A sensitive non-enzymatic electrochemical sensor based on acicular manganese dioxide modified graphene nanosheets composite for hydrogen peroxide detection

Abstract

In this work, a novel manganese dioxide-graphene nanosheets (MnO₂-GNSs) composite was synthesized by a facile one-step hydrothermal method, in which manganese dioxide (MnO₂) was fabricated by hydrothermal reduction of KMnO₄ with GNSs. The structure and morphology of MnO₂-GNSs composite were characterized by scanning electron microscopy (SEM), energy dispersive X-ray spectroscopy (EDS), X-ray diffraction (XRD) analysis and X-ray photoelectron spectroscopy (XPS). A sensitive non-enzymatic electrochemical sensor based on MnO₂-GNSs composite for the detection of low concentration hydrogen peroxide (H₂O₂) was fabricated. The electrochemical properties of MnO₂-GNSs composite modified glassy carbon electrode (MnO₂-GNSs/GCE) were investigated by cyclic voltammetry (CV), electrochemical impedance spectroscopy (EIS) and amperometry. The observations confirmed that the fabricated sensor exhibited high electrocatalytic activity for oxidation of H₂O₂ owing to the catalytic ability of MnO₂ particles and the conductivity of GNSs.
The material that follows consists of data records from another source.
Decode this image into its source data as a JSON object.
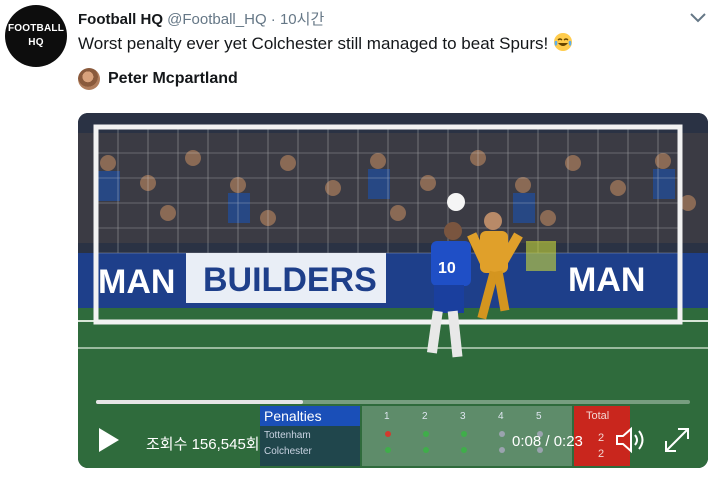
{
  "tweet": {
    "author_name": "Football HQ",
    "author_handle": "@Football_HQ",
    "separator": "·",
    "time": "10시간",
    "avatar_text_line1": "FOOTBALL",
    "avatar_text_line2": "HQ",
    "text": "Worst penalty ever yet Colchester still managed to beat Spurs!",
    "emoji": "face-with-tears-of-joy",
    "tagged_user": "Peter Mcpartland"
  },
  "video": {
    "views": "조회수 156,545회",
    "time_display": "0:08 / 0:23",
    "progress_fraction": 0.3478,
    "board_text": "BUILDERS",
    "board_text_left": "MAN",
    "board_text_right": "MAN",
    "player_number": "10",
    "colors": {
      "pitch": "#2f6b3c",
      "board_blue": "#1e3f8a",
      "player_shirt": "#1f4fc6",
      "keeper_kit": "#e0a02a"
    }
  },
  "scoreboard": {
    "title": "Penalties",
    "teams": [
      "Tottenham",
      "Colchester"
    ],
    "rounds": [
      "1",
      "2",
      "3",
      "4",
      "5"
    ],
    "total_label": "Total",
    "totals": [
      "2",
      "2"
    ],
    "results": [
      [
        "miss",
        "goal",
        "goal",
        "pending",
        "pending"
      ],
      [
        "goal",
        "goal",
        "goal",
        "pending",
        "pending"
      ]
    ]
  },
  "icons": {
    "more": "chevron-down-icon",
    "play": "play-icon",
    "volume": "volume-icon",
    "fullscreen": "fullscreen-icon"
  }
}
Under the optimum conditions, the calibration curve was linear for the amperometric response versus H₂O₂ concentration over the range 0.5-350 μM with a low detection limit of 0.19 μM (S/N = 3) and high sensitivity of 422.10 μA mM^-1 cm^-2. The determination and quantitative analysis of H₂O₂ in antiseptic solution on MnO₂-GNSs/GCE exhibited percent recovery of 96.50%-101.22% with relative standard deviation (RSD) of 1.48%-4.47%. The developed MnO₂-GNSs/GCE might be a promising platform for the practical detection of H₂O₂ due to its prominent properties including excellent reproducibility, good anti-interference and repeatability.

Keywords: Amperometry; Graphene nanosheets; Hydrogen peroxide; Hydrothermal method; Manganese dioxide; Non-enzymatic sensor.